ONTARIO, Calif. (8/27/13)--Buoyed by an improving economy, lending at California's credit unions increased by 1.3% in the second quarter--the fastest second-quarter loan balance increase since the beginning of the recession in 2007, the California and Nevada Credit Union Leagues said.
Automobile financing led the surge with a 7.8% first-half jump in new-vehicle loans and a 6.3% rise in used vehicle loans. Unsecured personal loans also grew by 1.8% in the first half.
"It's clear the reports of California's heating up weren't a flash in the pan," said Dwight Johnston, economist for the leagues. "This improved economic outlook is building consumer confidence with near-record increases in new loan applications for big-ticket items ranging from homes to cars."
The state's unemployment rate dipped to 8.5% at the end of 1012, which while still elevated, represents a decline of nearly a percentage point in the quarter and of 1.3 percentage points since the start of the year. Also, California home prices increased by 5% in the first quarter and by 17% in the year ending in March--the most recent data available for the Federal Housing Finance Agency purchase-only index.

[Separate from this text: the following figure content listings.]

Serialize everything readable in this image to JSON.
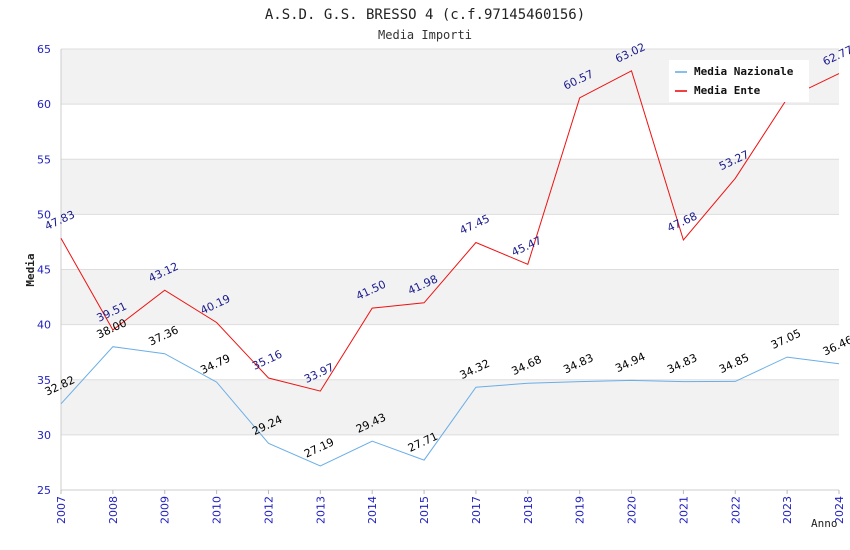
{
  "chart_data": {
    "type": "line",
    "title": "A.S.D. G.S. BRESSO 4 (c.f.97145460156)",
    "subtitle": "Media Importi",
    "xlabel": "Anno",
    "ylabel": "Media",
    "ylim": [
      25,
      65
    ],
    "yticks": [
      25,
      30,
      35,
      40,
      45,
      50,
      55,
      60,
      65
    ],
    "categories": [
      "2007",
      "2008",
      "2009",
      "2010",
      "2012",
      "2013",
      "2014",
      "2015",
      "2017",
      "2018",
      "2019",
      "2020",
      "2021",
      "2022",
      "2023",
      "2024"
    ],
    "legend_position": "top-right",
    "grid": true,
    "series": [
      {
        "name": "Media Nazionale",
        "color": "#6aaee6",
        "label_color": "#000000",
        "values": [
          32.82,
          38.0,
          37.36,
          34.79,
          29.24,
          27.19,
          29.43,
          27.71,
          34.32,
          34.68,
          34.83,
          34.94,
          34.83,
          34.85,
          37.05,
          36.46
        ],
        "labels": [
          "32.82",
          "38.00",
          "37.36",
          "34.79",
          "29.24",
          "27.19",
          "29.43",
          "27.71",
          "34.32",
          "34.68",
          "34.83",
          "34.94",
          "34.83",
          "34.85",
          "37.05",
          "36.46"
        ]
      },
      {
        "name": "Media Ente",
        "color": "#ee1111",
        "label_color": "#1a1a8c",
        "values": [
          47.83,
          39.51,
          43.12,
          40.19,
          35.16,
          33.97,
          41.5,
          41.98,
          47.45,
          45.47,
          60.57,
          63.02,
          47.68,
          53.27,
          60.5,
          62.77
        ],
        "labels": [
          "47.83",
          "39.51",
          "43.12",
          "40.19",
          "35.16",
          "33.97",
          "41.50",
          "41.98",
          "47.45",
          "45.47",
          "60.57",
          "63.02",
          "47.68",
          "53.27",
          "",
          "62.77"
        ]
      }
    ]
  },
  "colors": {
    "axis_tick_text": "#1f1fbf",
    "band": "#f2f2f2",
    "grid": "#dddddd"
  }
}
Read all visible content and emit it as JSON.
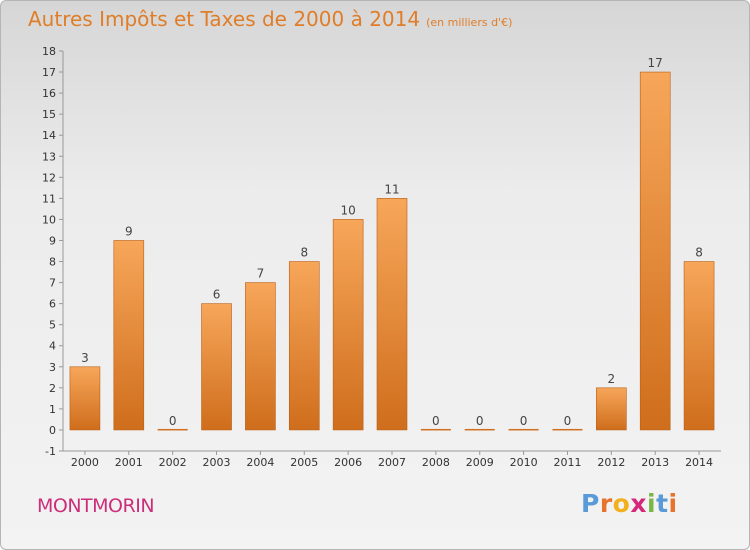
{
  "header": {
    "title": "Autres Impôts et Taxes de 2000 à 2014",
    "subtitle": "(en milliers d'€)"
  },
  "footer": {
    "commune": "MONTMORIN",
    "logo_letters": [
      "P",
      "r",
      "o",
      "x",
      "i",
      "t",
      "i"
    ],
    "logo_colors": [
      "#5a9ad6",
      "#e8732a",
      "#f2b01e",
      "#d6287a",
      "#7ab648",
      "#5a9ad6",
      "#e8732a"
    ]
  },
  "colors": {
    "bar_light": "#f7a65a",
    "bar_dark": "#cf6e1c",
    "title": "#e07d28",
    "commune": "#cc2f7a"
  },
  "chart_data": {
    "type": "bar",
    "title": "Autres Impôts et Taxes de 2000 à 2014",
    "subtitle": "(en milliers d'€)",
    "categories": [
      "2000",
      "2001",
      "2002",
      "2003",
      "2004",
      "2005",
      "2006",
      "2007",
      "2008",
      "2009",
      "2010",
      "2011",
      "2012",
      "2013",
      "2014"
    ],
    "values": [
      3,
      9,
      0,
      6,
      7,
      8,
      10,
      11,
      0,
      0,
      0,
      0,
      2,
      17,
      8
    ],
    "data_labels": [
      "3",
      "9",
      "0",
      "6",
      "7",
      "8",
      "10",
      "11",
      "0",
      "0",
      "0",
      "0",
      "2",
      "17",
      "8"
    ],
    "ylim": [
      -1,
      18
    ],
    "yticks": [
      -1,
      0,
      1,
      2,
      3,
      4,
      5,
      6,
      7,
      8,
      9,
      10,
      11,
      12,
      13,
      14,
      15,
      16,
      17,
      18
    ],
    "grid": false,
    "legend": "none"
  }
}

Meanwhile, statewide personal bankruptcy filings declined by 26% in the first half compared to year-ago levels, according to the Administrative Office of U.S. District Courts. California credit union borrower-bankruptcy filings declined even faster--by nearly 31%--in the same time period.
Despite the increased spending, the report found Californians continued to save. Credit union savings balances grew 3% in the first half and by 3.2% in the year ending June 2013.
With historically low market interest rates, consumers continue to focus on building short-term liquid accounts. Highlights include:
The leagues' report is compiled from credit unions representing 53% of all federally-insured credit unions that collectively serve 96% of the members and manage 98% of the assets reported by such institutions located statewide.